Only a few years ago in their haste to capitalize on the micro guide craze, manufacturers were pumping out thousands of sticks laced with tiny guides with little research compiled resulting in several missteps during the process. Smaller sized stripper guides were placed too close to the reel, creating a drastic angle where the line funneled down into it, causing line abrasion when casting and when the rod was loaded under pressure. Guides were also improperly spaced and there were widespread problems with inserts popping out. There were also arguments whether the increased number of micro guides now being used would truly offset the weight of the rod.

With time, further research and development created a hybrid guide system that’s become more of a concept than a product, using micro guides towards the upper end of the rod, with slightly larger guides near the bottom. Through developments in guide spacing and size to determine the appropriate angle of line coming off the reel, the market has adapted to the changes and anglers are seeing benefits across a wide range of venues. Furthermore, the newest sets of micro guides are designed to perfectly transfer the line over the differently powered sections of the rod.

Companies like Fuji are on the forefront of guide development and recently launched a new Deep-Pressed guide that secures a ring on a thin frame, yet provides a large surface area for securing the ring material. Collins Illich, VP Director of Conventional Tackle for Temple Fork Outfitters explained that as the market continues to evolve micro guides are finding their place maybe not as originally intended, but as part of a greater product development. “Just look at the new product showcase at ICAST over the last few years—almost every rod entered a few years ago included micro guides and last year there were only a few,” observed Illich.

Only time will tell if micro guides will stick around or fade into obscurity.

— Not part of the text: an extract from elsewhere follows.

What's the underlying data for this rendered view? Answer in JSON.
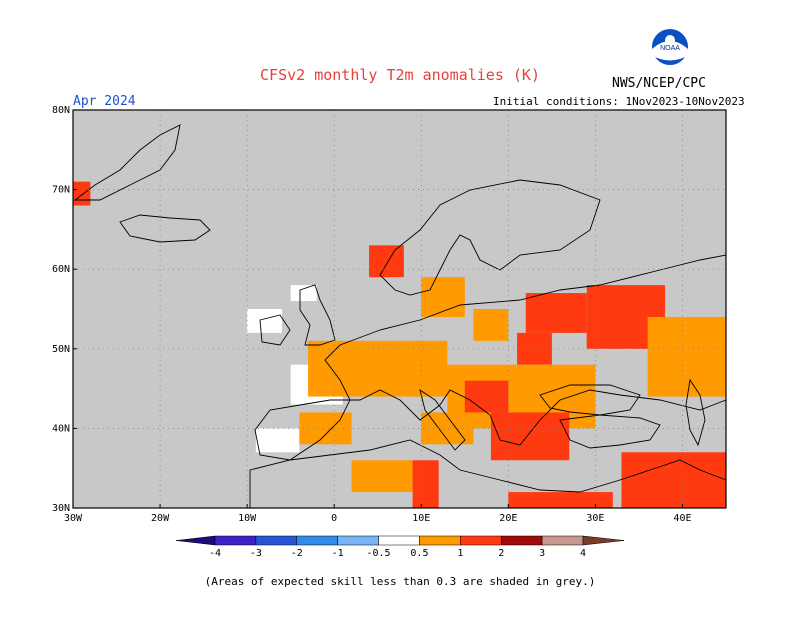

However, a growing number of recreational anglers and tournament pros alike are believers and express the benefits of the latest advancements. With respected brands like Ducket, Lew’s, Okuma, Temple Fork, Falcon, Phenix and Seeker continuing to produce incredibly advanced rods utilizing micro guide technology, it’s time you experience the difference for yourself. While micros aren’t ideal for every scenario, they may soon be your guide layout of choice for numerous technique-specific applications. Choose wisely!